A team of scientists post a crowd-funded campaign of great promise

May 19, 2014 09:01 GMT  ·  By

Fossil fuels are drying up, solar-capturing technology isn't advancing quickly enough and batteries just aren't cutting it. Fusion power was seen as even more remote than geothermal and effective solar power harnessing, but this might no longer be the case.

In fact, you can contribute a few dollars and be among the ones responsible for the enabling of commercial fusion power by the end of this decade.

You see, a crowd-funding campaign has appeared on Indiegogo, set up by a group of researchers from LPP Fusion, based in New Jersey.

The campaign says that it only needs to reach its funding goal of $200,000 / €145,000 in order to start making fusion reactors by 2020.

Fusion reactors which will each cost $500,000 / €290,000, curiously enough, much less than nuclear reactors.

The fusion reactors would also be a lot smaller, capable of fitting inside a garage or shipping container while producing 5 MW (megawatts) for 0.06 cents per kWh.

Thus, a relatively small reactor would have enough energy for 3,500 homes, while needing customers to pay a twentieth of the current price.

All in all, the project sounds like a miracle compared to the ITER project being built in the south of France for $13.7 billion / €10 billion. All owing to the different approach.

In theory, crowd-funding wouldn't even be needed to finance the project put forward by LPP Fusion, but the chief scientists said that most financial resources have been eaten by ITER.

So what's the difference? Focus Fusion doesn't fight the instabilities that result when you try to capture plasma in nuclear fusion. Making the plasma stable is the biggest and most costly challenge of ITER, and LLP Fusion say they don't treat that as a problem, but as a resource to be harnessed.

The main device, only a few inches-wide, has a hollow cylinder at the center, made of copper. This anode is insulated (in white) from the circle of copper rods acting as an outer electrode (cathode). A vacuum chamber filled with the fusion fuel holds this arrangement.

The chamber, in turn, is connected to a capacitor bank that pulses over a million amps from the cathode to the anode in a single microsecond. That ionizes the gas, turning it into plasma. And with parallel currents running through that plasma, a magnetic field is generated, forcing dense plasma filaments to twist around each other, keeping all the plasma concentrated in a small area.

Meanwhile, the magnetic fields shape the plasma filaments into a plasmoid shaped like a donut, compressed to less than a few mm across. When a certain density is reached, radiation starts to escape from the plasmoid center.

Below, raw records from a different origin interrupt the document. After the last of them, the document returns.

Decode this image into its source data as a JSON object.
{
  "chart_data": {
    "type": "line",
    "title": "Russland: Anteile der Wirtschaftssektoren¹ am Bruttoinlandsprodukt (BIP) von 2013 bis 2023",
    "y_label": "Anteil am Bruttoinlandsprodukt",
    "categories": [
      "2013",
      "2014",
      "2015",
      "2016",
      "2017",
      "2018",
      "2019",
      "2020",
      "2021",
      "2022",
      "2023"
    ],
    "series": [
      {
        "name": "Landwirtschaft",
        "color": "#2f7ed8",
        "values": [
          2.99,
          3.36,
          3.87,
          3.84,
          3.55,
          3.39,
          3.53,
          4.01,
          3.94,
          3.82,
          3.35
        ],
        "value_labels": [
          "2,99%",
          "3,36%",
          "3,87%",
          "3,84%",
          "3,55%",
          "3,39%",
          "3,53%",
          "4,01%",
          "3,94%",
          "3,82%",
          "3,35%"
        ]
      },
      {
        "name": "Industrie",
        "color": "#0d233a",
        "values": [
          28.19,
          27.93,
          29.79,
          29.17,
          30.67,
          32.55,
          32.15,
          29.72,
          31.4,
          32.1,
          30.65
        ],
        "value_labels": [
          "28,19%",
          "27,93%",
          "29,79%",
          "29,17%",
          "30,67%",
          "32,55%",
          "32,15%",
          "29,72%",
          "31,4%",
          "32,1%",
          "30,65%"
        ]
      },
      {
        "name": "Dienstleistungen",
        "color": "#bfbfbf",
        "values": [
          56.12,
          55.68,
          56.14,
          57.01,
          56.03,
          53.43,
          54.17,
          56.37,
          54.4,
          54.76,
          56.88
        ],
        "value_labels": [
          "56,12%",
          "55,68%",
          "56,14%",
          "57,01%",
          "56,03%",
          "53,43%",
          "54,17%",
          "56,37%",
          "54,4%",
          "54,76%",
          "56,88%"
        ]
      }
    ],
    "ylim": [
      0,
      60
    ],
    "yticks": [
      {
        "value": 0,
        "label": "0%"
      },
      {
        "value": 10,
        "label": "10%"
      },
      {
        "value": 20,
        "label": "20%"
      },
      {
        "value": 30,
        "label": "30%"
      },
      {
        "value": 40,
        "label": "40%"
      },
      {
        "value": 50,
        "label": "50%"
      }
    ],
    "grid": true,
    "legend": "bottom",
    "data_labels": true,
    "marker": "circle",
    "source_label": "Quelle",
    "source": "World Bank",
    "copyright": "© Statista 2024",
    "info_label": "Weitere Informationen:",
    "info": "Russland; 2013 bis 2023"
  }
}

That causes the magnetic field to fail, hurling a beam of electrons on one end and a beam of ions from the other. The interaction between the beam electrons and the ones in the plasmoid heat the area to over 1.8 billion degrees Celsius, which makes fusion reactions possible.

That lets boron and hydrogen atoms briefly fuse into a carbon nucleus, and subsequently break into three helium atoms and a lot of energy. This reaction doesn't leave radioactive waste (unlike the normal approach that uses deuterium and tritium) and the end products don't last for more than 20 minutes, ensuring that it only takes nine hours for the radiation in the reactor to settle down to normal level in nine hours or so.

Finally, the end product of the reaction consists of charged particles, capable of being directly turned into electrical power, making the whole process 10 times cheaper and more efficient. At the end of it all, electricity is gathered from the ion beam (60%, captured and converted by a magnetically-fluctuating metal coil) and the x-ray pulse caused by the reaction (40 percent).

The Indiegogo campaign is there only because the researchers need money to buy some beryllium electrodes. They intend to prove their approach and build a prototype by 2016.